A few months ago, something terrible happened. It was bound to happen. Looking back, I can tell that it occurred only because of my complacency. I was sitting on my bed in the safety of my home with a laptop, reading other blogs and anointing them with my expert comments, when I realized that my overgrown nails were causing some impediment while typing.
People think that mishaps occur only when they venture out of their homes. This is not true. To get in the way of harm, you don’t have to go to Iraq, Afghanistan, or Syria, or play in traffic, or swim in shark-infested water. Calamity could strike you even inside your home. In fact, toilet injuries are far more common than shark attacks. According to a report, last year, 75 people had suffered from shark bites all over the world, against 40,000 toilet related injuries. People even drown in bathtubs and buckets.

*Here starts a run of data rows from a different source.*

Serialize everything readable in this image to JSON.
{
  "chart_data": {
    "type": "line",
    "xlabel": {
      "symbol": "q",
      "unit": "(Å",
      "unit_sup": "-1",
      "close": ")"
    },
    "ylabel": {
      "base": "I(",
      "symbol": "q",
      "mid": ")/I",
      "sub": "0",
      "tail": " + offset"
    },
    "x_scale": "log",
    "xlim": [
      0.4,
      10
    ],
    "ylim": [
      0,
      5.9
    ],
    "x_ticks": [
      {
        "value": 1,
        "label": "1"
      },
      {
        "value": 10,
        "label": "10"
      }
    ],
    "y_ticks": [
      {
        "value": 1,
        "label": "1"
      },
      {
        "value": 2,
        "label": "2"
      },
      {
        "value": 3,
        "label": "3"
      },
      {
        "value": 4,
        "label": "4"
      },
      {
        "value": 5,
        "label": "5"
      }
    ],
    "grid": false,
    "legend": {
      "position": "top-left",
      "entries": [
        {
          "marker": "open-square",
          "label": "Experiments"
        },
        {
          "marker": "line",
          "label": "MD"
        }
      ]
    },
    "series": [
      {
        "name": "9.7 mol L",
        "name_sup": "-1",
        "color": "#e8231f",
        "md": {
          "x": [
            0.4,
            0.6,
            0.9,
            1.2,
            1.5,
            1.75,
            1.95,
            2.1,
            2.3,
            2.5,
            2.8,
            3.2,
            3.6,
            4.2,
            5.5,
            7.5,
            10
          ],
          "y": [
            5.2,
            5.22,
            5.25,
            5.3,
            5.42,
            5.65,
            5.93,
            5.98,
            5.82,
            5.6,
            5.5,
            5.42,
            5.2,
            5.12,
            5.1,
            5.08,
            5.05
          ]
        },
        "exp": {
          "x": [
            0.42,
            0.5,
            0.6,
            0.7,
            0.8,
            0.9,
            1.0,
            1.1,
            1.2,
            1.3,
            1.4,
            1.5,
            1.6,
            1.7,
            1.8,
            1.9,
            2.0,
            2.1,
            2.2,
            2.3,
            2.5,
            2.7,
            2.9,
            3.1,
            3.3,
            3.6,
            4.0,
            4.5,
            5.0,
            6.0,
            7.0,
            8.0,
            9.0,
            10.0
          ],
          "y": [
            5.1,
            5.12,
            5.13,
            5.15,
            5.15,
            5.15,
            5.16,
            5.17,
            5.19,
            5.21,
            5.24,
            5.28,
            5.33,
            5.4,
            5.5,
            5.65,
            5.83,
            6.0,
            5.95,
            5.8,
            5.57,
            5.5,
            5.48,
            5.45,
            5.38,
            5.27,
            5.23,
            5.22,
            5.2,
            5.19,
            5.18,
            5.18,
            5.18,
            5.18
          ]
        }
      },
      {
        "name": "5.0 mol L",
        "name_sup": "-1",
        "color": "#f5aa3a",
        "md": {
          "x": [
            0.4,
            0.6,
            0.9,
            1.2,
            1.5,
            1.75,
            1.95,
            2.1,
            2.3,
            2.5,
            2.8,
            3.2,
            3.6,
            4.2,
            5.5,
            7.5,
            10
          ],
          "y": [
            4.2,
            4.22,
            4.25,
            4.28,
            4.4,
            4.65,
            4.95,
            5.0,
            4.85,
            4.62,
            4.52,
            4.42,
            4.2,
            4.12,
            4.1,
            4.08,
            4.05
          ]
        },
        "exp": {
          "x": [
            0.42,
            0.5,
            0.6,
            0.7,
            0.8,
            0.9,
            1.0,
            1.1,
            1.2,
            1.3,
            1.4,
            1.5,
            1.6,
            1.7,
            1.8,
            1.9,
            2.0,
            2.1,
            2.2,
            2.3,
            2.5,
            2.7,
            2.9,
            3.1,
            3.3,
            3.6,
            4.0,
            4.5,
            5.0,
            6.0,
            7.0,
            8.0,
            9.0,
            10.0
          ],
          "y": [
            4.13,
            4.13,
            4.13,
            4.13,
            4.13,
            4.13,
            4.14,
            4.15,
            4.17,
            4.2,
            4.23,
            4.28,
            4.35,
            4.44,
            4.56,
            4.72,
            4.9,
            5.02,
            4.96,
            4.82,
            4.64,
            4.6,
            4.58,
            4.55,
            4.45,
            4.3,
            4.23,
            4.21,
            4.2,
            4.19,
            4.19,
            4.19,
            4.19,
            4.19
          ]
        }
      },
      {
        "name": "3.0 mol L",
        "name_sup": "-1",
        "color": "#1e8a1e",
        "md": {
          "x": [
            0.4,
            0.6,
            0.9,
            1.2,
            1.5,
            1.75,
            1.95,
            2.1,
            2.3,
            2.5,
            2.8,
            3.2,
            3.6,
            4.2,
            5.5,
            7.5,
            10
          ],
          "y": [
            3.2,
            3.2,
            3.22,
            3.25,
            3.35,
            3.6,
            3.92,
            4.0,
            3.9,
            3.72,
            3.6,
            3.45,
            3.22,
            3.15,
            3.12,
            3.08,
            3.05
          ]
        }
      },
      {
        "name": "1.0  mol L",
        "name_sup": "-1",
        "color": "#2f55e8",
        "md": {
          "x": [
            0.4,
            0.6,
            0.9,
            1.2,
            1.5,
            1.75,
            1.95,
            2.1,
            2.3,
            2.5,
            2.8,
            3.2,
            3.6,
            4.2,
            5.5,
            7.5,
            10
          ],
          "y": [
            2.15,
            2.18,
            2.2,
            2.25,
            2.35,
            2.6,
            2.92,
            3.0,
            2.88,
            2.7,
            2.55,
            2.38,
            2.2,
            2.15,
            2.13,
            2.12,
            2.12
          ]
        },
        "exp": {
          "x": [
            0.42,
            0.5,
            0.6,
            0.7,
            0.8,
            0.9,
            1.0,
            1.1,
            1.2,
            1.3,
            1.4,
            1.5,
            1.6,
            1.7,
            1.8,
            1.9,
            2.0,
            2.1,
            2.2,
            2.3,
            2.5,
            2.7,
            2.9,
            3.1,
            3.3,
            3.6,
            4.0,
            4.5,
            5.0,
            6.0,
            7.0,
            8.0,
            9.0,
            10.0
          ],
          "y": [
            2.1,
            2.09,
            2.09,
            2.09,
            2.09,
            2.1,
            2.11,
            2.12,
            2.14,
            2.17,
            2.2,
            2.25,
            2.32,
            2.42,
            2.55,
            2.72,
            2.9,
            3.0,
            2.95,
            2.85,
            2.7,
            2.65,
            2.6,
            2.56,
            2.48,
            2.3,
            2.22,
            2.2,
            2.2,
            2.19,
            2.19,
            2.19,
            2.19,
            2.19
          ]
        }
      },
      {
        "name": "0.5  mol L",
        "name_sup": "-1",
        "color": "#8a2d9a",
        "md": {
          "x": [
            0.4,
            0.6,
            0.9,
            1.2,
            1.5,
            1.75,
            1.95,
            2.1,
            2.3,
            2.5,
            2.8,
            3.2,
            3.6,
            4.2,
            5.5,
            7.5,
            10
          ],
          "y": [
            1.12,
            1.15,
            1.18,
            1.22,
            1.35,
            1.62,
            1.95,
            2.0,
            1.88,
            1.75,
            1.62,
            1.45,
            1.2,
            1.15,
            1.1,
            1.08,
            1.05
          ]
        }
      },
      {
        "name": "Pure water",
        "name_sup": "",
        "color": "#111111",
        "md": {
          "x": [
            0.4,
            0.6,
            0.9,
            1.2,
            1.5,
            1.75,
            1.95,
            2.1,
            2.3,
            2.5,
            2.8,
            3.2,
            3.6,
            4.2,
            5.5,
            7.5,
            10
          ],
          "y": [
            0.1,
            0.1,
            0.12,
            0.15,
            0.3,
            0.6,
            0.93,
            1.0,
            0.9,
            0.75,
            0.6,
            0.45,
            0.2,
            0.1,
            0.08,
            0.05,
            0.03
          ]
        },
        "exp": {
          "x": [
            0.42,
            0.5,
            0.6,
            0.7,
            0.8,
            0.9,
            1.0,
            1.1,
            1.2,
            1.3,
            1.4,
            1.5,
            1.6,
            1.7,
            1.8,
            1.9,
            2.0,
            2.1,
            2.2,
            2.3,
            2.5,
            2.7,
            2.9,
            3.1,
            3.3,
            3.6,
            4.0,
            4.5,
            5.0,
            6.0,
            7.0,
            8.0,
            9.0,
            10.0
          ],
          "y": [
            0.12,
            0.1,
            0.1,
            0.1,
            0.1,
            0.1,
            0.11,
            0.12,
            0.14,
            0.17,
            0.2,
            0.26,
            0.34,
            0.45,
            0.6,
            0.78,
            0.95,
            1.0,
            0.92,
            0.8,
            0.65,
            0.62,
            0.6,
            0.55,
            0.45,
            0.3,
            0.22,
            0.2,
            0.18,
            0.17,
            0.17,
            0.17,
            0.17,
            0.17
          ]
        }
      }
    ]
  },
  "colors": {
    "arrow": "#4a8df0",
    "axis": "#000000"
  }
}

So, I was sitting on my bed with a laptop, reading and commenting on blogs, and as always being home alone, my subconscious was filled with anxiety and a vague fear of some unknown catastrophe, like alien attack, or the earth straying away from its orbit and getting lost in the space, not to talk about the fear of smaller hazards, like fire, earthquake, flood, or armed robbery. Many times, I come across stories of home invasion by bears, snakes, cockroaches, or mosquitoes, and they also stay in the back of my mind.
I was fortunate that there weren’t any thunderstorm, tornado or tsunami warning that day. But accidents usually occur without warnings. The weatherman will never tell you that an airplane is going to crash over your home.
And that day, my biggest fear came true. As I mentioned earlier, I was sitting on my bed with a laptop, reading and commenting on blogs when I realized it was time to clip my nails.
Now, reading other blogs and online magazines is what I do when I suffer from anxieties in general. I have realized that reading literary magazines
is a sheer waste of time. First, the writers there only try to show off their highbrowism. Second, whatever pleasure you get while reading a magnificent article or a story turns sour when you realize how subpar your own writing abilities are compared to them. I don’t know about you, but I get depressed. On the contrary, reading blogs written by normal people like your own self, gives you immense gratification. If a post is well-written, it is a boon, and if it is shoddy, incoherent, top-of-the-head garbage, it is a mega boon, as it makes you feel even better and boosts your self esteem.
Thus, I was trying to boost my self esteem, when I realized I needed to clip my fingernails. I pulled out a magazine, which happened to be the latest issue of Time Magazine, to collect the clipped nails and started to shape my nails. I had planned to clip only fingernails because toenails are better done after a shower. Which reminds me that a few years ago, I had fractured my pinky toe by smashing it against a leg of a coffee table. I will write about it next time because this post has already crossed its word limit and I haven’t told you about the accident yet.
So I started to clip my nails and collect them on the magazine. At such times, I usually pity the person featured on the cover. I really felt bad putting my nail clips on an eminent person’s face. I wonder what other abuses such pictures suffer all around the world.
I had successfully shaped three of the nails on my left hand, and was working on the fourth one, when a big clipping unpredictably flew away in unknown direction. I tried to find it around me, but all in vain. I was horrified. Not that I hadn’t lost nail clippings in the past, but on each occasion I had been able to find them. With extreme caution, I clipped the others nails, before I began my full-fledged search operation. I switched on all the lights, drew the window curtains aside, and then looked below the pillows and cushions and explored every fold of the blanket, comforter, and bed sheet. I even prayed for some miracle to happen, and kept on counting the clippings again and again. They still remained only nine. The fourth one disappeared like Osama bin-Laden had vanished before he was killed in Abbottabad. The nail clipping worried me immensely. It could have been hiding somewhere, looking for an opportunity to attack.
One day I dreamt that the truant clipping had entered my body and had started growing and multiplying.
These days, whenever I have a pain or an ache--dull or sharp--anywhere in my body, I suspect the clipping and its clones. I had consulted many physicians as well as specialists. They have made me go through all sorts of tests--from x-ray to ultrasound to MRI to CT scan and many more, but none of these tests could locate the culprit. Now my doctor has prescribed an antidepressant, which she believes might dissolve the clipping or clippings even if they were in my head.
I shared this personal story only to warn you that disasters lurk inside our homes too. Therefore, be careful all the time, be very careful.